Iraqi documents, dating from January to May 1993, suggest that Baghdad’s
training of terrorists goes back over a decade - at least to the period
following Iraq’s August 1990 invasion of Kuwait. That training was
interrupted by the 1991 war, but appears to have resumed not long
afterwards.
These documents, leaked by a Pentagon official to Scott Wheeler of Cybercast
News Service, are posted on its Web site. Bruce Tefft, a retired CIA
counter-terrorism official who worked on Iraq; MEMRI’s Nimrod Raphaeli;
Middle East scholar Walid Phares; and this author have all expressed their
confidence in the documents’ authenticity.

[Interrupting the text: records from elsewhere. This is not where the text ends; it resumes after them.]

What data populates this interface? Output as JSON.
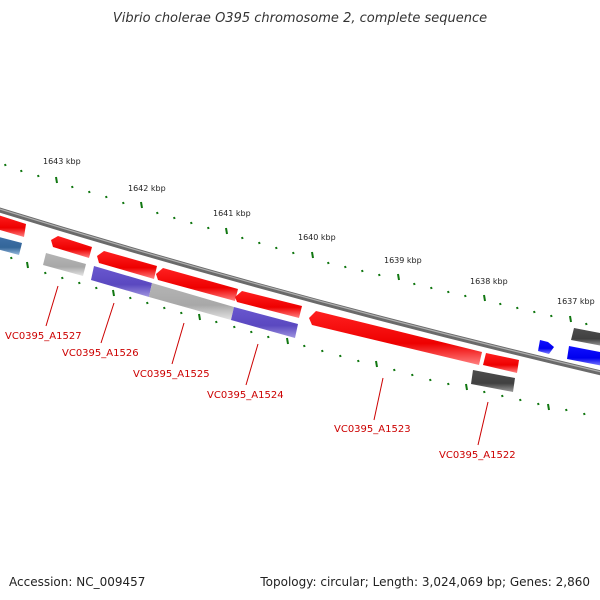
{
  "title": "Vibrio cholerae O395 chromosome 2, complete sequence",
  "footer": {
    "accession": "Accession: NC_009457",
    "stats": "Topology: circular; Length: 3,024,069 bp; Genes: 2,860"
  },
  "ruler": [
    "1643 kbp",
    "1642 kbp",
    "1641 kbp",
    "1640 kbp",
    "1639 kbp",
    "1638 kbp",
    "1637 kbp"
  ],
  "genes": [
    "VC0395_A1527",
    "VC0395_A1526",
    "VC0395_A1525",
    "VC0395_A1524",
    "VC0395_A1523",
    "VC0395_A1522"
  ],
  "colors": {
    "forward_cds": "#ff0000",
    "reverse_cds_purple": "#6655cc",
    "reverse_cds_gray": "#bbbbbb",
    "dark_gray": "#555555",
    "blue": "#0000ff",
    "steel_blue": "#4477aa",
    "tick": "#117711",
    "label": "#cc0000"
  }
}
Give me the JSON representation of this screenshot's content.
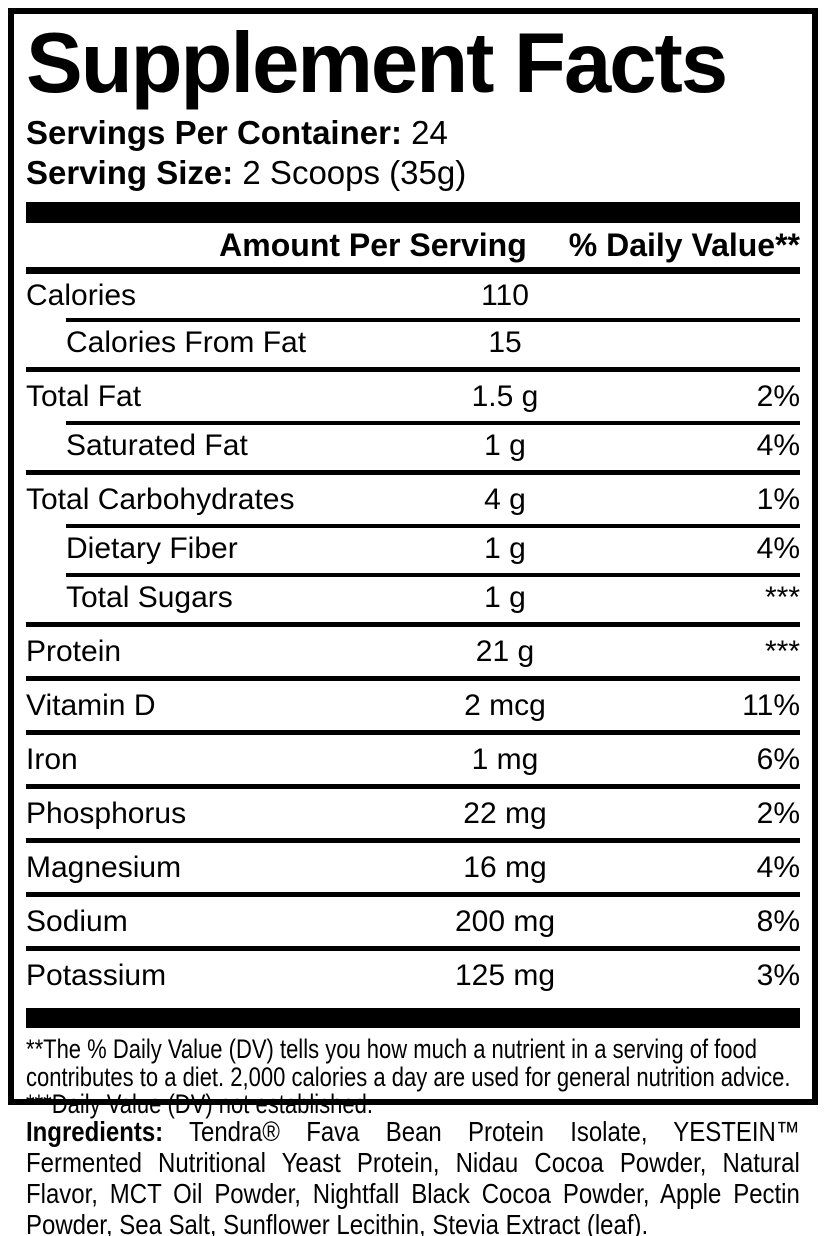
{
  "label": {
    "title": "Supplement Facts",
    "servings_per_container": {
      "label": "Servings Per Container:",
      "value": "24"
    },
    "serving_size": {
      "label": "Serving Size:",
      "value": "2 Scoops (35g)"
    },
    "columns": {
      "amount": "Amount Per Serving",
      "daily_value": "% Daily Value**"
    },
    "rows": [
      {
        "name": "Calories",
        "amount": "110",
        "dv": "",
        "indent": false
      },
      {
        "name": "Calories From Fat",
        "amount": "15",
        "dv": "",
        "indent": true
      },
      {
        "name": "Total Fat",
        "amount": "1.5 g",
        "dv": "2%",
        "indent": false
      },
      {
        "name": "Saturated Fat",
        "amount": "1 g",
        "dv": "4%",
        "indent": true
      },
      {
        "name": "Total Carbohydrates",
        "amount": "4 g",
        "dv": "1%",
        "indent": false
      },
      {
        "name": "Dietary Fiber",
        "amount": "1 g",
        "dv": "4%",
        "indent": true
      },
      {
        "name": "Total Sugars",
        "amount": "1 g",
        "dv": "***",
        "indent": true
      },
      {
        "name": "Protein",
        "amount": "21 g",
        "dv": "***",
        "indent": false
      },
      {
        "name": "Vitamin D",
        "amount": "2 mcg",
        "dv": "11%",
        "indent": false
      },
      {
        "name": "Iron",
        "amount": "1 mg",
        "dv": "6%",
        "indent": false
      },
      {
        "name": "Phosphorus",
        "amount": "22 mg",
        "dv": "2%",
        "indent": false
      },
      {
        "name": "Magnesium",
        "amount": "16 mg",
        "dv": "4%",
        "indent": false
      },
      {
        "name": "Sodium",
        "amount": "200 mg",
        "dv": "8%",
        "indent": false
      },
      {
        "name": "Potassium",
        "amount": "125 mg",
        "dv": "3%",
        "indent": false
      }
    ],
    "footnotes": [
      "**The % Daily Value (DV) tells you how much a nutrient in a serving of food contributes to a diet. 2,000 calories a day are used for general nutrition advice.",
      "***Daily Value (DV) not established."
    ],
    "ingredients": {
      "label": "Ingredients:",
      "text": "Tendra® Fava Bean Protein Isolate, YESTEIN™ Fermented Nutritional Yeast Protein, Nidau Cocoa Powder, Natural Flavor, MCT Oil Powder, Nightfall Black Cocoa Powder, Apple Pectin Powder, Sea Salt, Sunflower Lecithin, Stevia Extract (leaf)."
    },
    "colors": {
      "text": "#000000",
      "background": "#ffffff"
    }
  }
}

They are on official Iraqi
letterhead and are essentially a 40-page correspondence between Iraqi
intelligence and Saddam’s office.
Responding to a request from Saddam, M-14, the division of Iraqi
intelligence responsible for training and conducting special operations,
produced a report dated April 1, 1993. The seven page document lists 100
“Arab fedayeen,” whom it had trained in Iraq during the fall of 1990.Their
nationalities include a wide swath of the Arab world: Palestinians, Syrians,
Lebanese, Egyptians, Moroccans, Tunisians, Sudanese, and Eritreans, who are
not usually considered Arab.
One important relationship discussed in the documents is Iraq’s support for
the militant domestic opponents of the Egyptian government, a key Arab
member of the 1990-91 coalition against Iraq. Three weeks prior to the
Persian Gulf War, on December 24, 1990, Iraqi intelligence concluded an
agreement on a plan of sabotage against Cairo with a representative of the
Egyptian Islamic Group, whose leader, Shaykh Omar Abdul Rahman, was
subsequently tried and convicted for terrorism in New York. Those operations
ended with the February 28, 1991, cease-fire, according to these papers.